Migration Scenarios for Mergers and Acquisitions

M&A and Divestitures - The business context

For mergers and acquisitions, you are integrating one organization into an existing organization, or merging two organizations into a new organization and taking the best of both worlds. You need to In most scenarios the organization already has some of the infrastructure in place, HR, Finance, Facilities. On the negative side there is often some redundancy, and it is difficult to figure out what stays and what goes.

For divestitures, we are selling a business unit to become a new standalone organization or transitioning it to another existing organization. Some positives would be a new organization opens an array of possibilities, whereas negatives would be less-defined processes and the potential need to build from the ground up.
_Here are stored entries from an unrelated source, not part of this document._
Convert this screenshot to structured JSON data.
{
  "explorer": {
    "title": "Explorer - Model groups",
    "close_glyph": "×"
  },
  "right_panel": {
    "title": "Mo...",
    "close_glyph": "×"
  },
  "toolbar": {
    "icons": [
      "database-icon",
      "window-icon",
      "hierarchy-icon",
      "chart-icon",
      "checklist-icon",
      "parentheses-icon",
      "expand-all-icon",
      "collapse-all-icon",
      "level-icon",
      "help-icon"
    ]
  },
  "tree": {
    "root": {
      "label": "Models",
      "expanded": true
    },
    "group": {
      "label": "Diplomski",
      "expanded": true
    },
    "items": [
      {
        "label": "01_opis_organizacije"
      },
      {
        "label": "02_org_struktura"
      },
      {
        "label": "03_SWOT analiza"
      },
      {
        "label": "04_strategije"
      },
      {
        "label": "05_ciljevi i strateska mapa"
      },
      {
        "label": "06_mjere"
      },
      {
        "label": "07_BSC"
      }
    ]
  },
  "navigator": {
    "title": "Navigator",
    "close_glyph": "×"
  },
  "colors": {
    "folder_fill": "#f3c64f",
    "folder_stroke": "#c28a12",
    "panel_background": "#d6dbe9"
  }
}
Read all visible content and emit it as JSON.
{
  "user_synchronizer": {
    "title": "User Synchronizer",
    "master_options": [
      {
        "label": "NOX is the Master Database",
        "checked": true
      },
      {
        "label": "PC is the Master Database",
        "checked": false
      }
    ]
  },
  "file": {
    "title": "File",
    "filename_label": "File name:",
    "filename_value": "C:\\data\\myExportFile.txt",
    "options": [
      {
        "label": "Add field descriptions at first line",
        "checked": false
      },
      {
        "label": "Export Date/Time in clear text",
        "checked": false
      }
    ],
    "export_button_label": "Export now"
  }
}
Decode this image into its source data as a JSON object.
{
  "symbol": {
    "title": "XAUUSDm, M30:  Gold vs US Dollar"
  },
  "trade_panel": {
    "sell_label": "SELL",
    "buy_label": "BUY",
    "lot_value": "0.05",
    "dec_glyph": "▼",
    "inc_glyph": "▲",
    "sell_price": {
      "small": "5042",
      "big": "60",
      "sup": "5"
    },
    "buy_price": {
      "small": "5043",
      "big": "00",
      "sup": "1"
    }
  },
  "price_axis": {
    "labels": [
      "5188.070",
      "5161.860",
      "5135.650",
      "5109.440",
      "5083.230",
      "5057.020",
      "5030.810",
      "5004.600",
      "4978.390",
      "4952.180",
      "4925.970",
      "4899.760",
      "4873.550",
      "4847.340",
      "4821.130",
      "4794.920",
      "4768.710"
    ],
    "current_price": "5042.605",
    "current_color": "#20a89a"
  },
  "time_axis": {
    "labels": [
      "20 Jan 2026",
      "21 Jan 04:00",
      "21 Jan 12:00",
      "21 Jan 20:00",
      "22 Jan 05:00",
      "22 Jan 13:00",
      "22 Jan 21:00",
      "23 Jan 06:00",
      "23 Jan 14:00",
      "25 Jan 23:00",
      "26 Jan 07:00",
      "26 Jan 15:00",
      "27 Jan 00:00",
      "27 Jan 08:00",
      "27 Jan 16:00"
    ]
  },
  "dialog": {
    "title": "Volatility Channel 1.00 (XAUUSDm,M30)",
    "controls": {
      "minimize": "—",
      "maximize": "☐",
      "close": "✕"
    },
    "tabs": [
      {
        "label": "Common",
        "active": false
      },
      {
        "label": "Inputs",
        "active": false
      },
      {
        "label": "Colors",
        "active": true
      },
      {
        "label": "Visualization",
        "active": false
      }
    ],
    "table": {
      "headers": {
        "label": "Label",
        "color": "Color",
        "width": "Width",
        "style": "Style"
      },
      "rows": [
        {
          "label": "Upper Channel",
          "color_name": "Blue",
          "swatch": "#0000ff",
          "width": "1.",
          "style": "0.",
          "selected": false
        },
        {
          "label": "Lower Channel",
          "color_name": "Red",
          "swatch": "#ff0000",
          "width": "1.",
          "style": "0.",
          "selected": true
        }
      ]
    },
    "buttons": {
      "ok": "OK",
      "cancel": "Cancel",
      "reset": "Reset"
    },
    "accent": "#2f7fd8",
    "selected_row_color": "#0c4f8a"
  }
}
One thing to note. This advice only references SharePoint and Teams. Exchange is its own thing and often is a separate project. We are speaking here mainly about the intranet/collaboration sites and how best to approach that scenario.

Typical Steps

Regardless of which direction you’re going, we strongly recommend that you do content inventory first. For example, how many sites do you have? What is the breakdown of communication sites vs team sites? What types of content is there and how much of it is there. This helps determine what sites will be heavy lifts vs. simple migrations. It is also important to do a solution inventory, especially for a tenant where there’s been a lot of custom development and there are things in the app catalog either internally developed or third-party solutions. An inventory of users should also be done to determine who the involved people are in this different reorganization and who maps to what domain.

Common Nuts and Bolts

We must have our users figured out for M&A or divestitures. From the M&A perspective, company A bought company B. It’s important to make sure that the company B users are created in company A before we start migrating content. We move the content over with whatever tool, we mostly use ShareGate. We must make sure the new users are created and that we’ve got a mapping somewhere. This makes sure that we don’t loose version history and traceability for content even if those users don’t end up working or leaving company A.

From the divestiture perspective, it will be the other way around. Company A has a thousand users and company B is going to be split off into 100 users, we need to know who those 100 users are. Either way, the user bit will need to be understood.

For information architecture, if you are bringing things in, you want to know what the destination information architecture is and make sure that if you want to make any changes to your stuff when it comes in, you do that. If you’re divesting, it’s a chance to figure out some things you wish you hadn’t done that you can do differently. It is a chance to start fresh!

Lastly, it’s important to get your business users involved as early as possible to test how the migration is going. We know the technology, we know the mechanics but the business users know the content which is important.

Divestitures - Technical nuts and bolts, and lessons learned

We have to create a new tenant from scratch, with company A being very large, a thousand people, and company B is being divested out into its own entity. We will now have to come up with company B’s tenant, including namespaces, automation for site creation, flows and power apps, etc.

M&A - Technical nuts and bolts, and lessons learned

The idea here is to have a small little company, and then a big company buys and acquires the small company. So what does and doesn’t work? If you have custom code it’s important to review that code and make sure it was done correctly and that there are no hard coded tenant names or URLs in there. You want to make sure you look for security issues. Don’t just bring the data over, instead check out templates.

Keep in mind, whether it’s an M&A or divestiture or any kind of migration piece, it’s an inflection point for you to look at what’s going on with everything from your content, your site templates, your document templates, your information architecture. Do a review and see what is working and what isn’t. Look at the content to see whether or not it’s being used and if it meets your needs because there’s always going to be something that’s working and something that’s not. Resist the urge to just “Lift and Shift”.

Things to do before a migration

  • Run a Pre-Check using your migration tool
    • This catches errors and issues before you start migrating a TB of data.
  • Create the old company users, even if they’re gone
    • This ensures you keep a consistent version history on documents even for users that are no longer with the company. Delete these users after the migration is complete.
  • Create a test site and do the migration into that first
  • If you have classic sites migrate them. Modern is the supported user interface now. Take this opportunity to reduce the technical debt at the start.